Hace unas semanas nos animaron en clase a participar en un mural que el Centro Adscrito de Trabajo Social de la Universidad de Almería realiza cada año con motivo del 25 de noviembre, día contra la violencia de género. En ediciones anteriores no quise participar debido a los tintes asistencialistas y tópicos que solían englobar, pero este año, a tratarse de una práctica de clase obligatoria, decidí no renunciar a mis pensamientos y participar de la forma en la que mejor veo conveniente.
Estoy cansado de que cada 8 de marzo se tire de tópicos para tratar de evitar hablar sin tapujos de la verdadera lacra que causa la violencia machista: un sistema patriarcal que desde pequeños nos impide ser lo que la sociedad no quiere que seamos. Un sistema que, entre otras muchas cosas, relega a la mujer a mera comparsa de un hombre rudo e insensible, que adscribe comportamientos a cada género y que margina y estigmatiza a quienes viven su vida en libertad y sin complejos.

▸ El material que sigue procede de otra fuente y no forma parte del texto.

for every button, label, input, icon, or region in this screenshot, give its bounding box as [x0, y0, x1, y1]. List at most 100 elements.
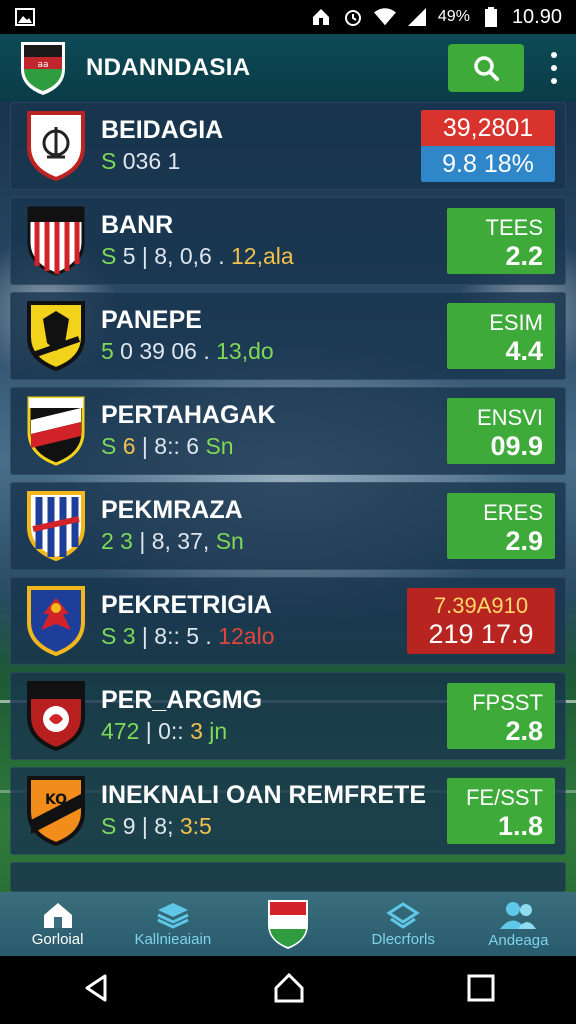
odds-label: TEES [485, 215, 543, 240]
stat-segment: S [101, 813, 117, 839]
team-stats: 5 0 39 06 . 13,do [101, 335, 447, 367]
odds-box[interactable]: ERES 2.9 [447, 493, 555, 559]
team-row[interactable]: KO INEKNALI OAN REMFRETE S 9 | 8; 3:5 FE… [10, 767, 566, 855]
team-row[interactable]: PEKMRAZA 2 3 | 8, 37, Sn ERES 2.9 [10, 482, 566, 570]
team-row[interactable]: PERTAHAGAK S 6 | 8:: 6 Sn ENSVI 09.9 [10, 387, 566, 475]
team-row[interactable]: PEKRETRIGIA S 3 | 8:: 5 . 12alo 7.39A910… [10, 577, 566, 665]
battery-icon [480, 7, 502, 27]
team-row[interactable]: PANEPE 5 0 39 06 . 13,do ESIM 4.4 [10, 292, 566, 380]
odds-value: 4.4 [505, 336, 543, 366]
team-stats: S 6 | 8:: 6 Sn [101, 430, 447, 462]
stat-segment: 3 [190, 718, 203, 744]
svg-text:aa: aa [37, 60, 48, 70]
odds-top: 39,2801 [421, 110, 555, 146]
battery-percent: 49% [437, 8, 470, 25]
nav-item-users[interactable]: Andeaga [461, 892, 576, 956]
home-button-icon[interactable] [273, 972, 305, 1009]
odds-value: 2.8 [505, 716, 543, 746]
nav-item-stack[interactable]: Kallnieaiain [115, 892, 230, 956]
team-name: PEKRETRIGIA [101, 591, 272, 619]
odds-box[interactable]: ESIM 4.4 [447, 303, 555, 369]
odds-label: FPSST [472, 690, 543, 715]
app-title: NDANNDASIA [86, 54, 251, 81]
odds-value: 1..8 [497, 811, 543, 841]
stat-segment: 12alo [218, 623, 275, 649]
stat-segment: 9 | 8; [116, 813, 180, 839]
nav-label: Gorloial [31, 930, 84, 948]
team-stats: S 036 1 [101, 145, 421, 177]
stat-segment: Sn [215, 528, 244, 554]
stat-segment: S [101, 148, 117, 174]
odds-box[interactable]: ENSVI 09.9 [447, 398, 555, 464]
search-button[interactable] [448, 44, 524, 92]
image-notification-icon [14, 7, 36, 27]
team-crest-icon [25, 109, 87, 183]
team-list: BEIDAGIA S 036 1 39,2801 9.8 18% BANR S … [10, 102, 566, 899]
nav-item-layers[interactable]: Dlecrforls [346, 892, 461, 956]
status-bar: 49% 10.90 [0, 0, 576, 34]
team-name: BEIDAGIA [101, 116, 224, 144]
odds-bottom: 9.8 18% [421, 146, 555, 182]
team-row[interactable]: PER_ARGMG 472 | 0:: 3 jn FPSST 2.8 [10, 672, 566, 760]
stat-segment: 5 | 8, 0,6 . [116, 243, 231, 269]
odds-value: 09.9 [490, 431, 543, 461]
home-icon [43, 902, 72, 928]
users-icon [500, 901, 537, 929]
odds-box[interactable]: TEES 2.2 [447, 208, 555, 274]
odds-value: 2.2 [505, 241, 543, 271]
bottom-navigation: Gorloial Kallnieaiain Dlecrforls Andeaga [0, 892, 576, 956]
stat-segment: 3:5 [179, 813, 212, 839]
nav-label: Kallnieaiain [134, 930, 212, 948]
layers-icon [386, 901, 420, 929]
back-icon[interactable] [81, 973, 111, 1008]
stat-segment: Sn [205, 433, 234, 459]
team-crest-icon: KO [25, 774, 87, 848]
more-options-icon[interactable] [544, 48, 564, 88]
team-crest-icon [25, 679, 87, 753]
nav-label: Andeaga [488, 931, 549, 949]
stat-segment: | 8, 37, [132, 528, 216, 554]
team-name: PEKMRAZA [101, 496, 243, 524]
team-name: BANR [101, 211, 174, 239]
team-row[interactable] [10, 862, 566, 892]
team-crest-icon [25, 394, 87, 468]
nav-item-center[interactable] [230, 892, 345, 956]
stat-segment: S 3 [101, 623, 136, 649]
team-row[interactable]: BANR S 5 | 8, 0,6 . 12,ala TEES 2.2 [10, 197, 566, 285]
stat-segment: 0 39 06 . [113, 338, 217, 364]
stat-segment: S [101, 243, 117, 269]
team-name: INEKNALI OAN REMFRETE [101, 781, 426, 809]
recents-icon[interactable] [467, 974, 495, 1007]
stat-segment: 6 [122, 433, 136, 459]
odds-box[interactable]: 39,2801 9.8 18% [421, 110, 555, 182]
stat-segment: 036 1 [116, 148, 181, 174]
alarm-icon [342, 7, 364, 27]
team-name: PANEPE [101, 306, 202, 334]
stat-segment: 472 [101, 718, 140, 744]
odds-value: 2.9 [505, 526, 543, 556]
team-crest-icon [25, 204, 87, 278]
stat-segment: 13,do [216, 338, 274, 364]
stat-segment: 5 [101, 338, 114, 364]
stat-segment: | 8:: 5 . [135, 623, 219, 649]
odds-label: ESIM [489, 310, 543, 335]
stat-segment: | 0:: [139, 718, 191, 744]
team-stats: 472 | 0:: 3 jn [101, 715, 447, 747]
team-stats: 2 3 | 8, 37, Sn [101, 525, 447, 557]
team-crest-icon [25, 489, 87, 563]
team-crest-icon [25, 299, 87, 373]
stat-segment: S [101, 433, 117, 459]
nav-item-home[interactable]: Gorloial [0, 892, 115, 956]
team-stats: S 5 | 8, 0,6 . 12,ala [101, 240, 447, 272]
nav-label: Dlecrforls [371, 930, 435, 948]
odds-box[interactable]: FE/SST 1..8 [447, 778, 555, 844]
odds-box[interactable]: FPSST 2.8 [447, 683, 555, 749]
odds-box[interactable]: 7.39A910 219 17.9 [407, 588, 555, 654]
app-logo-shield-icon[interactable]: aa [18, 39, 68, 97]
team-row[interactable]: BEIDAGIA S 036 1 39,2801 9.8 18% [10, 102, 566, 190]
team-name: PERTAHAGAK [101, 401, 276, 429]
stat-segment: 2 3 [101, 528, 133, 554]
stat-segment: jn [202, 718, 228, 744]
team-stats: S 3 | 8:: 5 . 12alo [101, 620, 407, 652]
odds-label: FE/SST [465, 785, 543, 810]
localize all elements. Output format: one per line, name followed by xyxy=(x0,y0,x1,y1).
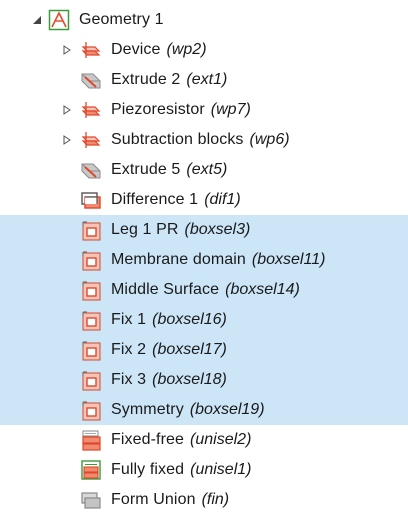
tree-node-middle-surface[interactable]: Middle Surface (boxsel14) xyxy=(0,275,408,305)
model-tree: Geometry 1 Device (wp2) Extrude 2 (ext1) xyxy=(0,0,408,519)
tree-node-label: Difference 1 xyxy=(111,191,199,208)
tree-node-symmetry[interactable]: Symmetry (boxsel19) xyxy=(0,395,408,425)
tree-node-tag: (wp6) xyxy=(249,131,290,148)
tree-node-label: Form Union xyxy=(111,491,196,508)
tree-node-label: Fix 2 xyxy=(111,341,147,358)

La violencia de género no acabará con camisetas naranjas colgadas en la C/ De las Tiendas. Tampoco lo hará por más millones que las administraciones públicas asignen a campañas en las que vemos a actrices maquilladas con ojos morados o levantando un teléfono. La violencia de género acabará cuando las personas, al margen de nuestro sexo u orientación sexual, decidamos dar valor y respetar la diversidad y hagamos que masculino y femenino sean términos secundarios que diferencien genitales, y no personas ni formas de ser.
Soy hombre. Soy feminista. Quiero una igualdad que respete la diversidad.